A postal worker arranges mail crates on a conveyor belt at Hellenic Post's central sorting office in Kryoneri, Greece Photograph by Kostas Tsironis/Bloomberg

It looks as if the long-awaited privatization of Greece’s postal system, Hellenic Post, is finally under way. Greek News reported that CVC Capital Partners, a private equity firm that has equity stakes in the Belgian and Danish postal services, is interested in a controlling share of the agency. Other suitors include Belgium’s Bpost, France’s La Poste, and TNT Express, a Dutch company.

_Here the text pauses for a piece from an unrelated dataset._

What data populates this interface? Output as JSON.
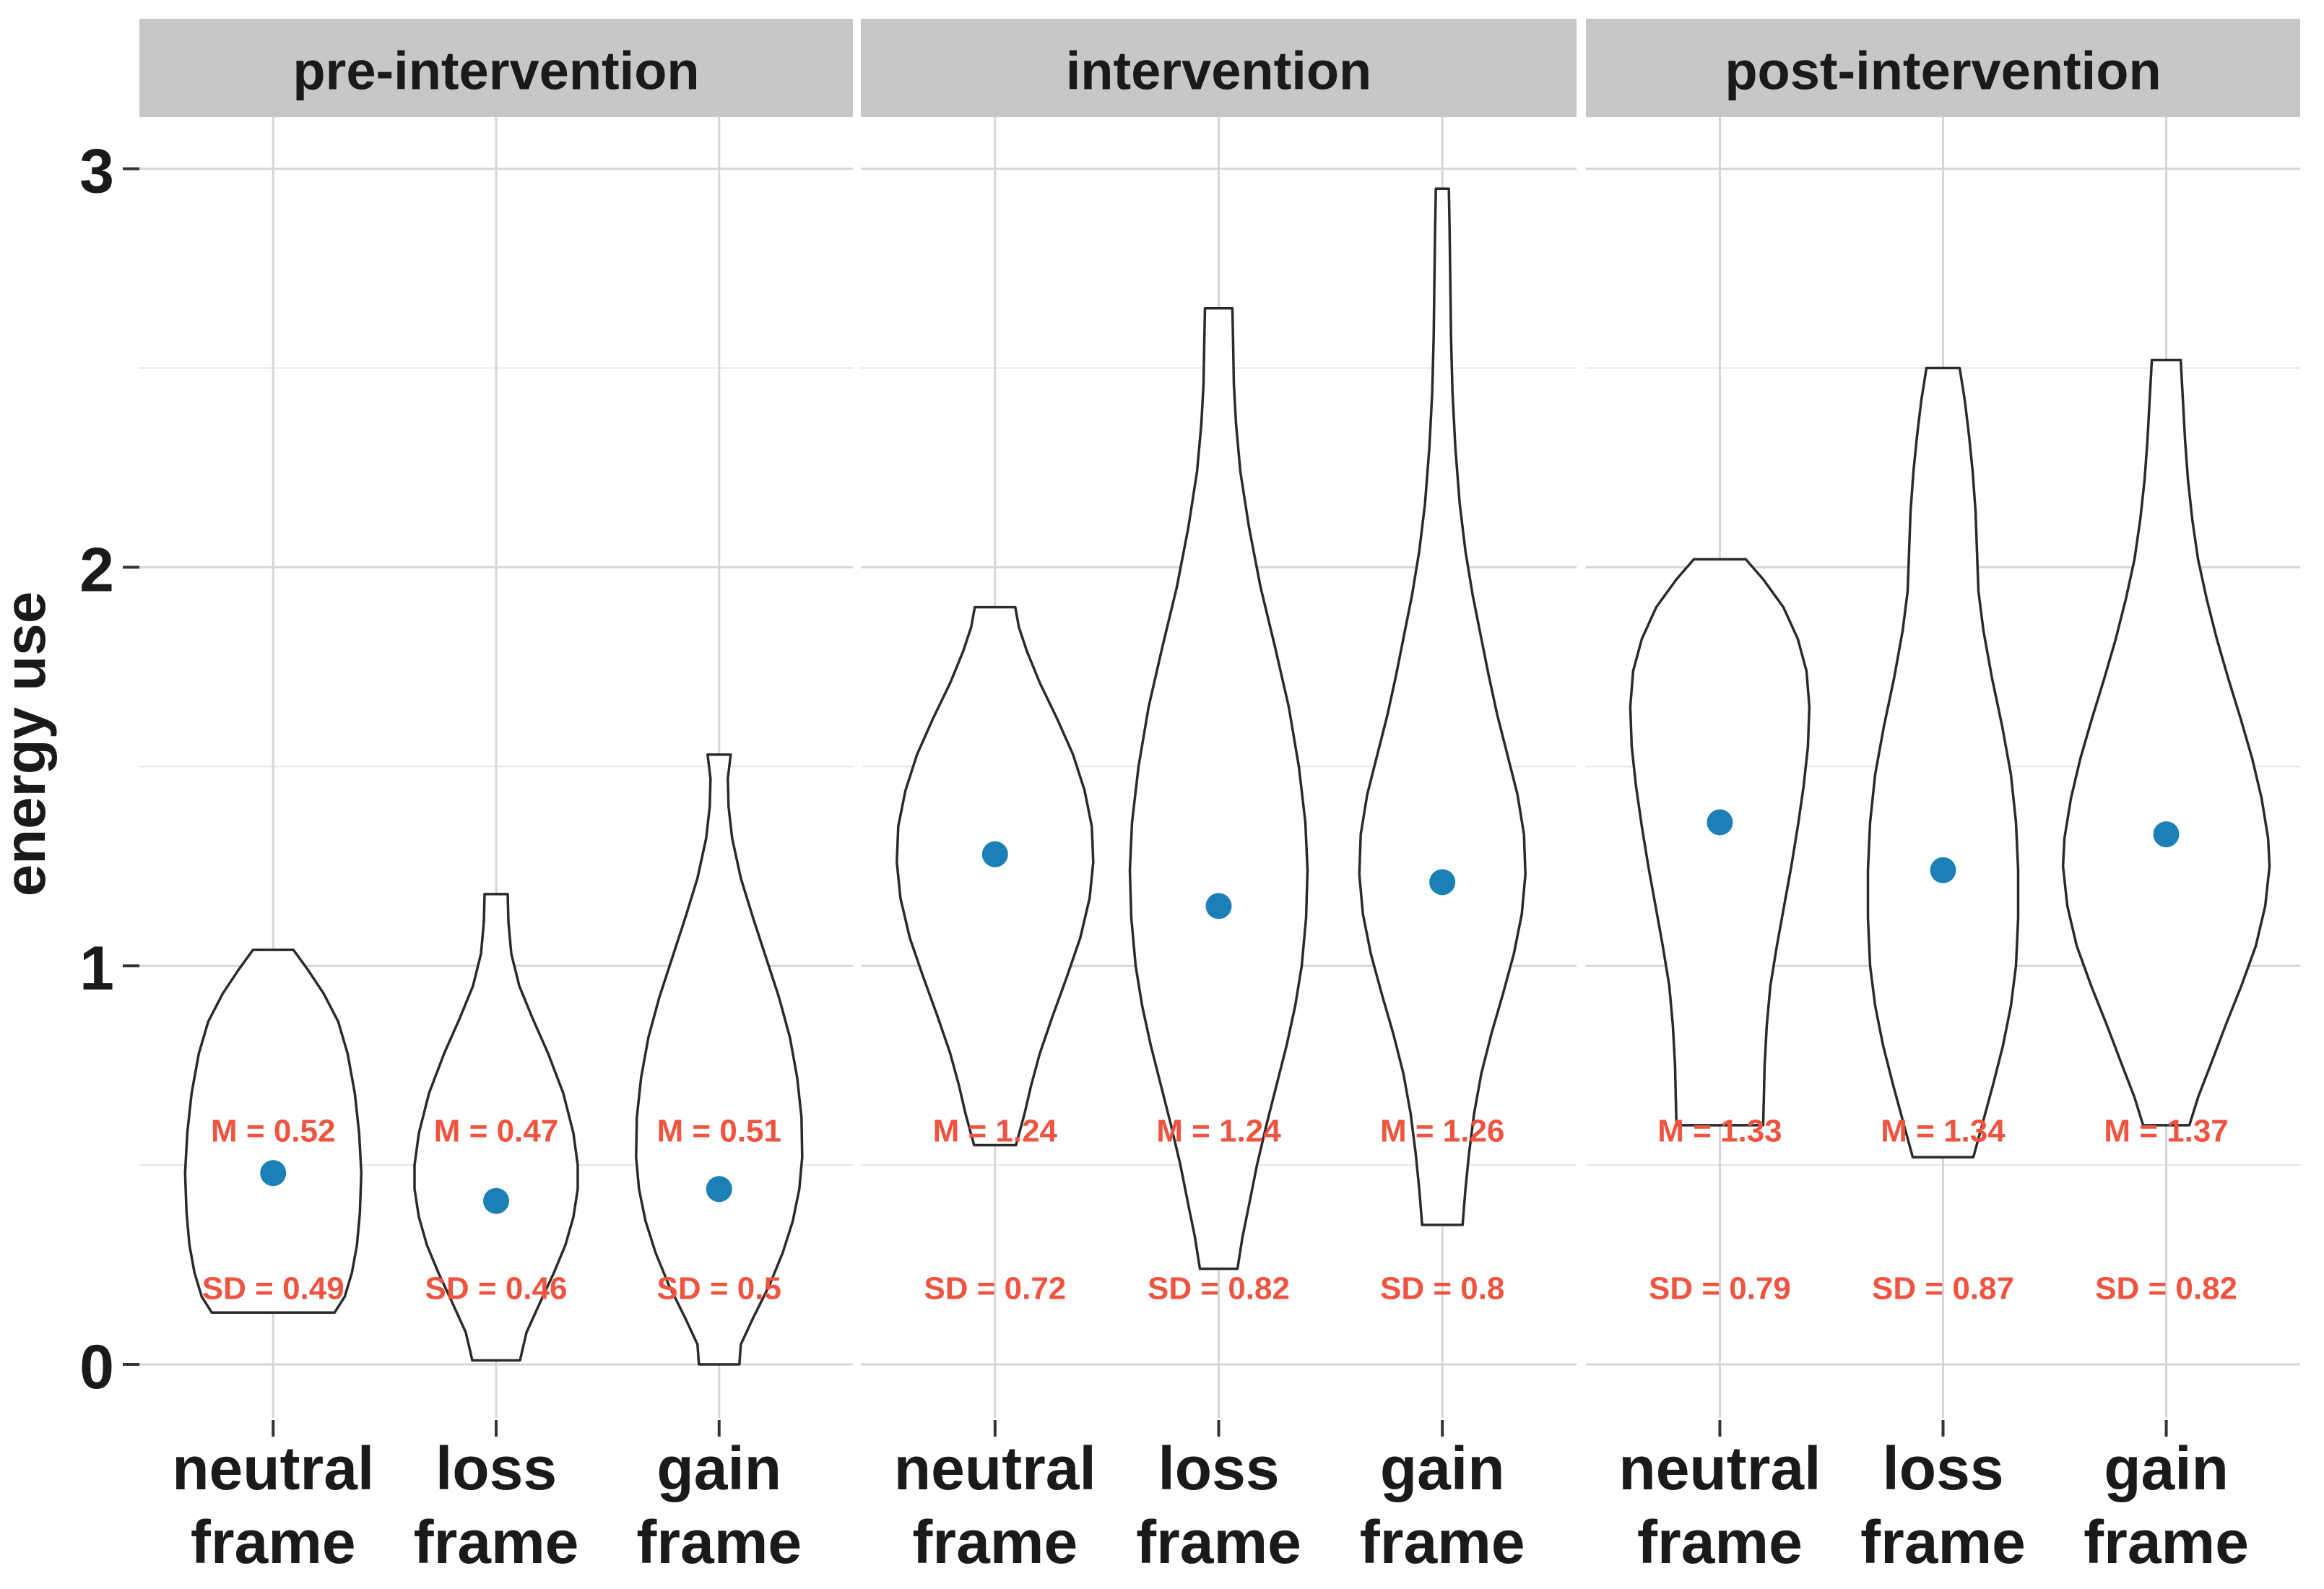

The Hellenic Post disposal has been plagued by delays. The Greek Ministry of Finance announced plans in 2010 to sell 39 percent of Hellenic Post as part of a larger effort to reduce the country’s crushing debt.

Greek News says Taiped, the Greek fund overseeing state asset sales, is way behind schedule and still awaiting advice from a consultant as to how to conduct the sale. Apparently the interested parties mentioned above aren’t waiting to talk to officials about a possible deal.

To hear Greek News tell it, nobody in the country is crying about the Hellenic Post privatization: “Unlike in the United States and some other countries, Greek postal office workers and delivery persons don’t wear uniforms and most post offices close at 2 p.m. and aren’t open on Saturdays. The system has received complaints that delivery people don’t always put the mail in mailboxes but toss it in hallways and yards of apartments.”

One reason the Greek government hasn’t sold Hellenic Post already is that it’s been trying to cut the agency’s operational costs and make it more attractive to possible buyers. That’s not speeding the process. It might be best for the Greek government to leave the trimming to an unsentimental buyer such as CVC. There aren’t many private equity companies investing in postal systems in the age of e-mail.

It sounds as if that’s exactly what Hellenic Post needs.